Baylor University provides unique research, hands-on experience to high school students.

Rarely do high school students have a chance to take part in university research, gaining experience through interactive work with professors. The High School Summer Science Research Program at Baylor University provides students with such an opportunity to high school students from across the country.

The Research Program, held during the first summer academic session, is open to students entering their senior year of high school. The students earn one semester hour of college credit and participate in projects with Baylor professors where they analyze research groups, data, techniques, instruments and interpretations, receive access to Baylor facilities and collaborate with other talented students with related interests. Each student also is awarded a scholarship which covers tuition, a technology fee and on-campus housing.

"Our competitive program is somewhat unique in that the students actually do science rather than learn about it," said Dr. Frank Mathis, director of the High School Summer Science Research Program. "The goal of the program is to encourage young people to pursue careers in the science this year we have 11 students working in biology, biochemistry, physics, engineering, nutrition, geology and mathematics."

Ryan Legion

Ryan Leigon, a 16-year-old student from Lake Jackson, is a program participant in the mathematics department. He said during a typical project, his mentors will present a topic, give background instruction and then give him an assignment to work on. Some of the projects are short and only take a few hours, while others may take a few days, he said.

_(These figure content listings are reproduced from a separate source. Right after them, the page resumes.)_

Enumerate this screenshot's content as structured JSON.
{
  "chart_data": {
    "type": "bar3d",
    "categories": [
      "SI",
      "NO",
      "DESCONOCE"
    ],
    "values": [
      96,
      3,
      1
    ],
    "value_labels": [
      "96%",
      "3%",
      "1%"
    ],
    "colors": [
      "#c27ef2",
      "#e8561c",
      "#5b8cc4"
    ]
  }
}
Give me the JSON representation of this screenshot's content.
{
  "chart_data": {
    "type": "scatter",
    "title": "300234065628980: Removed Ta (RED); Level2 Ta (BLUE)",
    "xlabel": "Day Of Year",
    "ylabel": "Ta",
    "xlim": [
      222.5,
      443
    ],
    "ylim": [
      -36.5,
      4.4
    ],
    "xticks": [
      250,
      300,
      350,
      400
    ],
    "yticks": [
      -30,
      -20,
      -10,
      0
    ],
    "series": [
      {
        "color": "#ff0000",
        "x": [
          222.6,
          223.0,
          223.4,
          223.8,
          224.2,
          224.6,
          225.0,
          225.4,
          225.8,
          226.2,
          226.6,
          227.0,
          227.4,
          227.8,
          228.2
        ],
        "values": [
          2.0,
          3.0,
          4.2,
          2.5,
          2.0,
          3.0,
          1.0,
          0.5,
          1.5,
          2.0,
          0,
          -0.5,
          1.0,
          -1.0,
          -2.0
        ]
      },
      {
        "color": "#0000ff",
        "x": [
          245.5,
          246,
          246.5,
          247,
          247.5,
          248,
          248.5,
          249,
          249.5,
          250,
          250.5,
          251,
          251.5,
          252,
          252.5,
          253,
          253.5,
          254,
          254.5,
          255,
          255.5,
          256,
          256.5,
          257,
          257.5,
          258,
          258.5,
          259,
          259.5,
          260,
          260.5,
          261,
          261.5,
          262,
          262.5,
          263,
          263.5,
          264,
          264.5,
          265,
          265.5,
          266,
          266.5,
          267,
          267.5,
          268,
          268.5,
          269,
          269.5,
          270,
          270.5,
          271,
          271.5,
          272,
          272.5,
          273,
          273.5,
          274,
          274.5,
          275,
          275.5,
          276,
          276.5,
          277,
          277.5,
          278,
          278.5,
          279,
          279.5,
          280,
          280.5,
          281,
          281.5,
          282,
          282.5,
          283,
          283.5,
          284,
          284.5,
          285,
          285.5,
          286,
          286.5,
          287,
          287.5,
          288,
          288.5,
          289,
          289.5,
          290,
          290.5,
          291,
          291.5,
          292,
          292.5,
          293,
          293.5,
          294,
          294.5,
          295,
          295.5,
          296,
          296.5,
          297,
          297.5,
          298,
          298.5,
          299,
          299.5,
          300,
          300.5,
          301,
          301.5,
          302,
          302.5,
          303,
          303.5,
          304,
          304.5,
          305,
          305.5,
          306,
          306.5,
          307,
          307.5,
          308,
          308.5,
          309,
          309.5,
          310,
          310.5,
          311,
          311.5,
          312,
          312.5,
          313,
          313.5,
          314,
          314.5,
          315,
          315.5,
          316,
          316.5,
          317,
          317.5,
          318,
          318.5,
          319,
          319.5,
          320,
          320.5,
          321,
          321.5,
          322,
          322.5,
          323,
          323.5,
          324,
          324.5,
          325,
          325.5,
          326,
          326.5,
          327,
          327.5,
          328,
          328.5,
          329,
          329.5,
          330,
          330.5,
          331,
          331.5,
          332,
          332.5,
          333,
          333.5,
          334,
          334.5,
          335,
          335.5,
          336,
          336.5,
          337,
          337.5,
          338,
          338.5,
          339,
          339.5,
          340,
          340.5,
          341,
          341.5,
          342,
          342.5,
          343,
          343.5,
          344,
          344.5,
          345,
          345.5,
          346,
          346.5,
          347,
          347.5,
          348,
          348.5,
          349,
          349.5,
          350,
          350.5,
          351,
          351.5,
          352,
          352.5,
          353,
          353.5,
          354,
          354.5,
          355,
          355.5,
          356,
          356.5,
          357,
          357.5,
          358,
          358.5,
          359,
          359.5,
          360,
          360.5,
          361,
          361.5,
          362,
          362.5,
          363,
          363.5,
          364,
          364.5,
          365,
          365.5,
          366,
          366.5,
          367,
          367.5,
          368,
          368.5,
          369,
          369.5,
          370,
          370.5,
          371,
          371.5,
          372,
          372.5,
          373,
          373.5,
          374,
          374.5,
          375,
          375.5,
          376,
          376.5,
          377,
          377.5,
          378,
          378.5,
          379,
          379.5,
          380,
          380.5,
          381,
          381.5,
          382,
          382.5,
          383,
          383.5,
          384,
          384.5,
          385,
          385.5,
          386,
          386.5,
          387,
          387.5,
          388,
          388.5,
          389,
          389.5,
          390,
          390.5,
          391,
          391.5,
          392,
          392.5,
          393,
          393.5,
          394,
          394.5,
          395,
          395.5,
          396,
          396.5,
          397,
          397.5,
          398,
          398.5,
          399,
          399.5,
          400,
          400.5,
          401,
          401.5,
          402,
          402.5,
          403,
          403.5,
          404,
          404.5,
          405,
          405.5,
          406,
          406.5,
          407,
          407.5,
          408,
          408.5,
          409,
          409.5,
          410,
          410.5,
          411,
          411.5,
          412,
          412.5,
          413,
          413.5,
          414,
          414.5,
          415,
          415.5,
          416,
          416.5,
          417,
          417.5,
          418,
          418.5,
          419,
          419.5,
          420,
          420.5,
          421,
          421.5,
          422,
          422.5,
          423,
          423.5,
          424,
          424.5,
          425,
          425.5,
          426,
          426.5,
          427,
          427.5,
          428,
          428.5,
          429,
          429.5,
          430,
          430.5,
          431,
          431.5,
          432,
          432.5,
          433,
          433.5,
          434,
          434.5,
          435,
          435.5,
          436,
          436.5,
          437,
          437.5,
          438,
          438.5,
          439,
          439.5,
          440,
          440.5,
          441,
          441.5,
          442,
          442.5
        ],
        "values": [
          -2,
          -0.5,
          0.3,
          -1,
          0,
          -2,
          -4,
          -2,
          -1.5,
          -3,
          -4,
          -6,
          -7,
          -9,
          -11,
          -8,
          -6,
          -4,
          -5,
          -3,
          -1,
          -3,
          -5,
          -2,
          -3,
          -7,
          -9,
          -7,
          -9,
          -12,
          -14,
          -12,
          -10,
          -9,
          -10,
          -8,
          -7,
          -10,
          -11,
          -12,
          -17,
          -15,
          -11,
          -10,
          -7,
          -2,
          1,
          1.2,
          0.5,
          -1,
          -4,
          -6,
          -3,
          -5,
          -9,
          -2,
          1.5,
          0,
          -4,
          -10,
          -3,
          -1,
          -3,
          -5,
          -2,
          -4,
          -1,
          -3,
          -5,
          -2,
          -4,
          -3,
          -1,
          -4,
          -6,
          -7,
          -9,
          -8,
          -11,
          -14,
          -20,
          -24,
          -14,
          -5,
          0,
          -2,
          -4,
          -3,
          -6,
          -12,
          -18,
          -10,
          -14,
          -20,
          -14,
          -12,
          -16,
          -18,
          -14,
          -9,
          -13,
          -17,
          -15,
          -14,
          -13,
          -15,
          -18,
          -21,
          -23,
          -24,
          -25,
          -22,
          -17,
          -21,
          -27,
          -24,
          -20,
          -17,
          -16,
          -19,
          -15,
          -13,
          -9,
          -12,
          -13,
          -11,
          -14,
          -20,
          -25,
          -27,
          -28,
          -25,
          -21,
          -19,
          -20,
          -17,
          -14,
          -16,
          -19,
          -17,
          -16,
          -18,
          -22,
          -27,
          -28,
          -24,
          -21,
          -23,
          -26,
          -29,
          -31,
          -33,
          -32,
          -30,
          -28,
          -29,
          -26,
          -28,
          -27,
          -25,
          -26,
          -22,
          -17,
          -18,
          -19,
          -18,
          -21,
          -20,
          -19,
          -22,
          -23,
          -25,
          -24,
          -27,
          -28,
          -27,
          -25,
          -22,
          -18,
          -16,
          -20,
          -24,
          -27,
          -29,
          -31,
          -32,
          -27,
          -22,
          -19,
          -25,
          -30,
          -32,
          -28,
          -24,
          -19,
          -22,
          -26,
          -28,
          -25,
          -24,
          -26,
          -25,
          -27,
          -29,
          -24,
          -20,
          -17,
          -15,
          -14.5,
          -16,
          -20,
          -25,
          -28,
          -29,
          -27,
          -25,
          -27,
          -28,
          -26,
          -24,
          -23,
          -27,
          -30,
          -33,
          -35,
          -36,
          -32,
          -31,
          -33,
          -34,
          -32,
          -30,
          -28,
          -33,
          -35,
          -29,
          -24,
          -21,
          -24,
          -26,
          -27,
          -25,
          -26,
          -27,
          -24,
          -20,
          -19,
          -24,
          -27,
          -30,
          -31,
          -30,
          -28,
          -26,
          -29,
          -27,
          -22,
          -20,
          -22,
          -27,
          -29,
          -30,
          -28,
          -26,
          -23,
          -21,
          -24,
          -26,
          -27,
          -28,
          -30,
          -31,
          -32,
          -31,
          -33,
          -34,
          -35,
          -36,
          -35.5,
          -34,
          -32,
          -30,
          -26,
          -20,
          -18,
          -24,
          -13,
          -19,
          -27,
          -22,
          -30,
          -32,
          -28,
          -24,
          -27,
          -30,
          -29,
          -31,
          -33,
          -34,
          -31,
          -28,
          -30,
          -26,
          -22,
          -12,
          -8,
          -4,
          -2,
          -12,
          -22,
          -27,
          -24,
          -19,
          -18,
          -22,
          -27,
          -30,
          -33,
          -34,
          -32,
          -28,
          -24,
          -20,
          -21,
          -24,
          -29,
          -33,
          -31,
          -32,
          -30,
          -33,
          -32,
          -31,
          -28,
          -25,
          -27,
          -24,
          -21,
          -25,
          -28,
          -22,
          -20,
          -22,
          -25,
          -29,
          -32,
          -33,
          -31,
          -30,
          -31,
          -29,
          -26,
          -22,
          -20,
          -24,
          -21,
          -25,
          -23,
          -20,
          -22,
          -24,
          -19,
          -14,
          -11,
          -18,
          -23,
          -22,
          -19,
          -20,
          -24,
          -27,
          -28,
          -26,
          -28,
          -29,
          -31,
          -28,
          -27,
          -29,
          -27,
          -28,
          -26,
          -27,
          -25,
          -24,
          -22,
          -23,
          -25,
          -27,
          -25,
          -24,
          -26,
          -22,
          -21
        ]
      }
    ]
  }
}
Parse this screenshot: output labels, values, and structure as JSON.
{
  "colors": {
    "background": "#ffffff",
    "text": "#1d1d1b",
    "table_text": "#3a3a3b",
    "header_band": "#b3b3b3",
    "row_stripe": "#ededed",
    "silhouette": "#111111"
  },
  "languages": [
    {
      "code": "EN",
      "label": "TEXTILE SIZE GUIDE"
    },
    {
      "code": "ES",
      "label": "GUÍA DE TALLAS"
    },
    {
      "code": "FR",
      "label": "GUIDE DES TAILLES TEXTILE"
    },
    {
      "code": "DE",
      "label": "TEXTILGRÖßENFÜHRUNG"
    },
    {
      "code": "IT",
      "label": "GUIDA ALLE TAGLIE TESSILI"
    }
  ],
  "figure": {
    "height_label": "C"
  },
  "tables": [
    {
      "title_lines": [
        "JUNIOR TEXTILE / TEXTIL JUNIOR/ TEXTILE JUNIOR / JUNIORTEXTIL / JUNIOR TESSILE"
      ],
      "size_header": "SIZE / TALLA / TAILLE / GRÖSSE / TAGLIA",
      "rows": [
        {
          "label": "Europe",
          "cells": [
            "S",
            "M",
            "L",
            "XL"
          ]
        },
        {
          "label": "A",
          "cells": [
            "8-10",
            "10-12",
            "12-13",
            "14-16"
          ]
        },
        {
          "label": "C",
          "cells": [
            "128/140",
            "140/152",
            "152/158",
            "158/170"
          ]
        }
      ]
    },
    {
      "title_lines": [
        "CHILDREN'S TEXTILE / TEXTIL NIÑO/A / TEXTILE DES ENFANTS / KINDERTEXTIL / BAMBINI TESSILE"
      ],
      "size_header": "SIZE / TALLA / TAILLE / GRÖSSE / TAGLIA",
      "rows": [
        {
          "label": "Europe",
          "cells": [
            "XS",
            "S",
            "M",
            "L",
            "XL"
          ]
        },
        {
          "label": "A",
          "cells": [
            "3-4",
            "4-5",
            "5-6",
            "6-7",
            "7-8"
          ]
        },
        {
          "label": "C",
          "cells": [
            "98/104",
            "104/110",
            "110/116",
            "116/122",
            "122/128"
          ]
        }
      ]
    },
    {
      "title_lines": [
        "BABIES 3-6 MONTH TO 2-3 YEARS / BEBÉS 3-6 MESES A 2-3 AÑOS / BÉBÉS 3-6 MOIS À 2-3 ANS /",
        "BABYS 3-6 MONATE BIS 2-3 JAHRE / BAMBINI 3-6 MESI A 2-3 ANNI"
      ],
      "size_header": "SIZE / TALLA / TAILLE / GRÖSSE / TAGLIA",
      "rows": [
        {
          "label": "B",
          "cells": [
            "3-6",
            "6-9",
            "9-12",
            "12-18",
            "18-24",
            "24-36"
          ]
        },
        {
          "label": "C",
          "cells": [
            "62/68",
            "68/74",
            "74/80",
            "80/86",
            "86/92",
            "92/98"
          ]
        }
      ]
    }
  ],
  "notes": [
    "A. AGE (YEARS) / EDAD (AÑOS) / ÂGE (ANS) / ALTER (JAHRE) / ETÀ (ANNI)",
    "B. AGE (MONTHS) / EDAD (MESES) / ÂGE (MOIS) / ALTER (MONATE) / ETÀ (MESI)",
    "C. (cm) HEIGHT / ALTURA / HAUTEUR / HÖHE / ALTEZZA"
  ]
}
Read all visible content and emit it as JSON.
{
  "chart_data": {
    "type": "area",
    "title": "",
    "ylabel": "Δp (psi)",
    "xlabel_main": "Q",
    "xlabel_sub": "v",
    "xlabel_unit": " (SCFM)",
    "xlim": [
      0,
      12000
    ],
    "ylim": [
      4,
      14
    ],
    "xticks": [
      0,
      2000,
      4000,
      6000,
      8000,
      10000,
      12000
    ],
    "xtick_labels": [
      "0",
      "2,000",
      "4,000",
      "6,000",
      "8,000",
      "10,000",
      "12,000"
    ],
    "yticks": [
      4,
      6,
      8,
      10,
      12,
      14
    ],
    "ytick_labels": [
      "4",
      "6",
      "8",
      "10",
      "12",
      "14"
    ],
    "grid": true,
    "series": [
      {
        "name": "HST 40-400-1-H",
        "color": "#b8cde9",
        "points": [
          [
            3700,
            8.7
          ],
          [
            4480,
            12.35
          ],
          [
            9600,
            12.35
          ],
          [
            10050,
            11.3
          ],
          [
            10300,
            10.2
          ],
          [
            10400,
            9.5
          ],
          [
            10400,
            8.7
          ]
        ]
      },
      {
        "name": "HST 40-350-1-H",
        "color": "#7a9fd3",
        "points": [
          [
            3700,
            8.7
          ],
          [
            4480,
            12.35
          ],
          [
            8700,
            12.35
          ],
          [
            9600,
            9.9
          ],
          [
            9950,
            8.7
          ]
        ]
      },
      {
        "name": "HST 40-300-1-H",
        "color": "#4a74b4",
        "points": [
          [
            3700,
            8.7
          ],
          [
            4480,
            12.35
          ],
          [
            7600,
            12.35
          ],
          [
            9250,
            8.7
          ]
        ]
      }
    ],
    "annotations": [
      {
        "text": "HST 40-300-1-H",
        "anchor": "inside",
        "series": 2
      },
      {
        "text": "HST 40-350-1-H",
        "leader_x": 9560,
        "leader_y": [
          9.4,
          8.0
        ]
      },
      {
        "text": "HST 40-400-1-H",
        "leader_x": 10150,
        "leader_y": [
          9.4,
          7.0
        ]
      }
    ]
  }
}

"One of the benefits [of the program] is being able to do actual research - accessible research - and something of worth," Leigon said. On his search for programs, Leigon said he did not find similar programs touting one-on-one experience at other universities, and he feels that his projects are "something of worth."

Leigon also said that this experience has helped him identify general ideas for a career path, especially in mathematics with an emphasis in numerical analysis. He said he would possibly like to teach and research at the university level.